By Christine Sampson
A leaky toilet that caused water damage at the former Stella Maris Regional School also led to a three-month delay in the Sag Harbor School District’s formal closing on the property, which the district acquired as part of a $10.23 million bond project approved by the community last May.
The damage then had to be fixed, and the school district officially took ownership of the property on December 22, after the St. Andrew Catholic Church’s insurance company paid the bill for the repairs, according to Sag Harbor School District Superintendent Katy Graves. The district then did its own inspection, testing for mold and other quality issues before the closing could be scheduled.
“The insurance company had to come in and do those renovations because we had agreed to come in and buy the property in the condition it was in at the point of contract,” Ms. Graves said Tuesday. “It wasn’t a big thing . . . but it was enough that some ceilings and walls had gotten wet, and so they had to bring it up to the standard it was in.”
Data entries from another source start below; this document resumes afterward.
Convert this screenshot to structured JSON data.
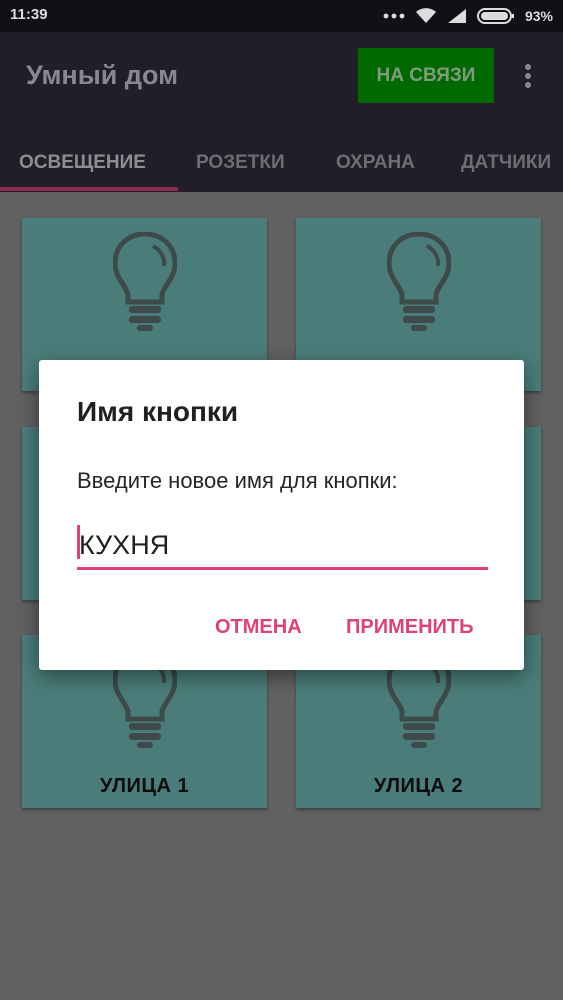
{
  "status_bar": {
    "time": "11:39",
    "battery": "93%",
    "icons": [
      "dots-icon",
      "wifi-icon",
      "signal-icon",
      "battery-icon"
    ]
  },
  "app_bar": {
    "title": "Умный дом",
    "connect_button": "НА СВЯЗИ",
    "tabs": [
      {
        "label": "ОСВЕЩЕНИЕ",
        "active": true
      },
      {
        "label": "РОЗЕТКИ",
        "active": false
      },
      {
        "label": "ОХРАНА",
        "active": false
      },
      {
        "label": "ДАТЧИКИ",
        "active": false
      }
    ]
  },
  "tiles": [
    {
      "label": "",
      "icon": "lightbulb-icon"
    },
    {
      "label": "",
      "icon": "lightbulb-icon"
    },
    {
      "label": "",
      "icon": "lightbulb-icon"
    },
    {
      "label": "",
      "icon": "lightbulb-icon"
    },
    {
      "label": "УЛИЦА 1",
      "icon": "lightbulb-icon"
    },
    {
      "label": "УЛИЦА 2",
      "icon": "lightbulb-icon"
    }
  ],
  "dialog": {
    "title": "Имя кнопки",
    "message": "Введите новое имя для кнопки:",
    "input_value": "КУХНЯ",
    "cancel_label": "ОТМЕНА",
    "apply_label": "ПРИМЕНИТЬ"
  },
  "colors": {
    "accent": "#e0417b",
    "tile": "#4a7d79",
    "connect_button": "#006a00",
    "app_bar": "#221e28"
  }
}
The district and the church initially had scheduled a closing in September. Another factor contributing to the closing delay was a court authorization that St. Andrew needed to obtain before it could sell the property. That did not materialize until October, Ms. Graves said.
She said the school attorney had advised the district that such delays are “not uncommon for such a complex real estate transaction.”
“When we’re looking at a not-for-profit entity like the church and a municipality like the school, it’s not unusual,” she said.
The district spent $3.3 million for the Stella Maris property itself. The December 22 closing came about seven months after residents voted, 736 to 595, to purchase, renovate, and outfit Stella Maris for preschool classes and early childhood special education services. The closing took place in the offices of the St. Andrew Roman Catholic Church, with Ms. Graves, School Business Administrator Jennifer Buscemi, School Attorney Michael Vigliotta, and the church administration present.
The district plans to relocate its business offices there, and with the space that subsequently becomes available at Pierson Middle High School, officials say they plan to build what it has referred to as an authentic middle school wing. The Stella Maris gymnasium and stage will also be upgraded for event space, and district officials say they plan to move its pre-kindergarten program there as well, contracting with a registered daycare provider in an effort to provide full-day child care options for its youngest students. Currently, pre-kindergarten classes are only a half-day, with no additional care offered for working parents. Ms. Graves has also discussed bringing evening adult education classes and workshops to the new school building.
“We’re very excited to be at this point,” she said Tuesday.
The district’s next step is hiring an architect. From the firms that answered the district’s call for architectural proposals, she said, “six to eight companies have responded in a competitive fashion.” An interview committee will narrow the decision down in the coming weeks.